Мы сели у стены какого-то пустого здания и, свернув по последней папироске, дрожа от холода, покурили. С Военно-Грузинской дороги дул резкий и сильный ветер.

Шакро сидел, напевая сквозь зубы грустную песню… Я думал о тёплой комнате и других преимуществах осёдлой жизни пред жизнью кочевой.

— Идём! — поднялся Шакро с решительным лицом. Стемнело. Город зажигал огни.

Это было красиво: огоньки постепенно, один за другим, выпрыгивали откуда-то во тьму, окутавшую долину, в которую спрятался город.

— Слушай! ты дай мэнэ этот башлык, чтоб я закрыл лицо… а то узнают мэнэ знакомые, может быть

Я дал башлык. Мы идём по Ольгинской улице. Шакро насвистывает нечто решительное.

— Максым! Видишь станцию конки — Верийский мост? Сыди тут, жди!

Пожалуста, жди! Я зайду в адын дом, спрошу товарища про своих, отца, мать

— Ты недолго?

— Сэйчас! Адын момэнт!..

Он быстро сунулся в какой-то тёмный и узкий переулок и исчез в нём — навсегда.

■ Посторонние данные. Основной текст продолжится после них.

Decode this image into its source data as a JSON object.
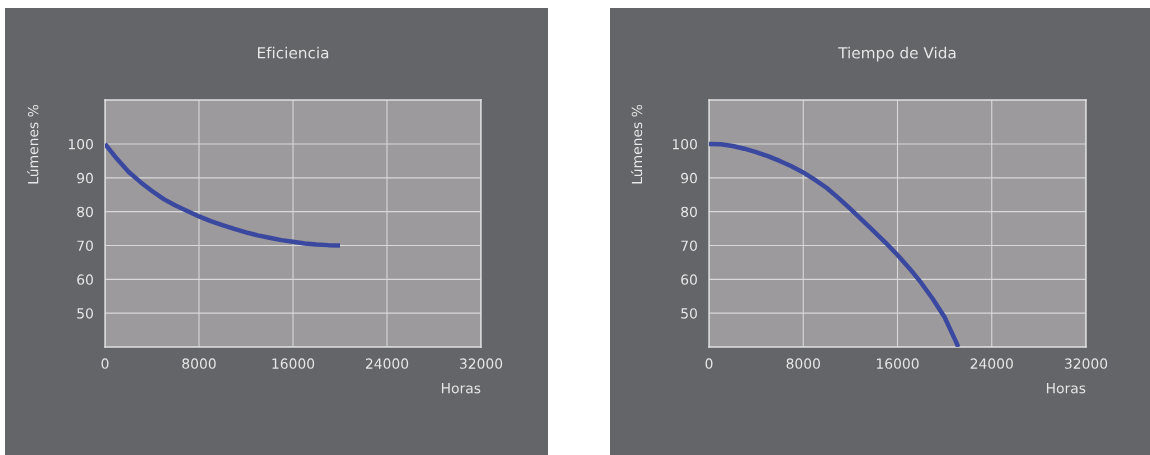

Я никогда больше не встречал этого человека — моего спутника в течение почти четырёх месяцев жизни, но я часто вспоминаю о нём с добрым чувством и весёлым смехом.

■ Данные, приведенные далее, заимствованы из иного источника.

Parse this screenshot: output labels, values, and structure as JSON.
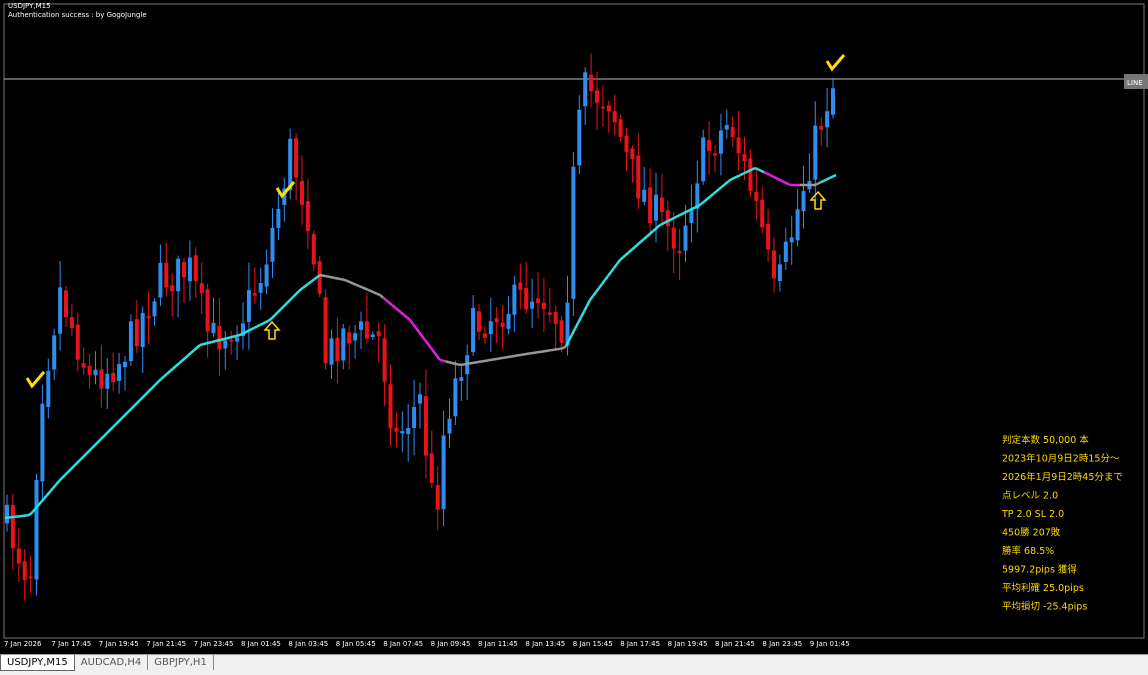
{
  "header": {
    "symbol": "USDJPY,M15",
    "auth": "Authentication success : by GogoJungle"
  },
  "line_label": "LINE",
  "time_axis": [
    "7 Jan 2026",
    "7 Jan 17:45",
    "7 Jan 19:45",
    "7 Jan 21:45",
    "7 Jan 23:45",
    "8 Jan 01:45",
    "8 Jan 03:45",
    "8 Jan 05:45",
    "8 Jan 07:45",
    "8 Jan 09:45",
    "8 Jan 11:45",
    "8 Jan 13:45",
    "8 Jan 15:45",
    "8 Jan 17:45",
    "8 Jan 19:45",
    "8 Jan 21:45",
    "8 Jan 23:45",
    "9 Jan 01:45"
  ],
  "stats": [
    "判定本数 50,000 本",
    "2023年10月9日2時15分～",
    "2026年1月9日2時45分まで",
    "点レベル 2.0",
    "TP 2.0 SL 2.0",
    "450勝 207敗",
    "勝率 68.5%",
    "5997.2pips 獲得",
    "平均利確 25.0pips",
    "平均損切 -25.4pips"
  ],
  "tabs": [
    "USDJPY,M15",
    "AUDCAD,H4",
    "GBPJPY,H1"
  ]
}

Он научил меня многому, чего не найдёшь в толстых фолиантах, написанных мудрецами, — ибо мудрость жизни всегда глубже и обширнее мудрости людей.

О мальчике и девочке, которые не замёрзли

Святочный рассказ

В святочных рассказах издавна принято замораживать ежегодно по нескольку бедных мальчиков и девочек. Мальчик или девочка порядочного святочного рассказа обыкновенно стоят перед окном какого-нибудь большого дома, любуются сквозь стекло ёлкой, горящей в роскошных комнатах, и затем замерзают, перечувствовав много неприятного и горького.

Я понимаю хорошие намерения авторов святочных рассказов, несмотря на их жестокость по отношению к своим персонажам; я знаю, что они, авторы, замораживают бедных детей для того, чтоб напомнить о их существовании богатым детям, но лично я не решусь заморозить ни одного бедного мальчика или девочки, даже и для такой вполне почтенной цели…

Я никогда не замерзал сам, никогда не присутствовал сам при замерзании бедного мальчика или девочки и боюсь наговорить смешных вещей при описании ощущений замерзания…

Да потом и неловко как-то умерщвлять одно живое существо для того, чтобы напомнить о факте его существования другому живому существу…

Вот почему я предпочитаю рассказать о мальчике и девочке, которые не замёрзли.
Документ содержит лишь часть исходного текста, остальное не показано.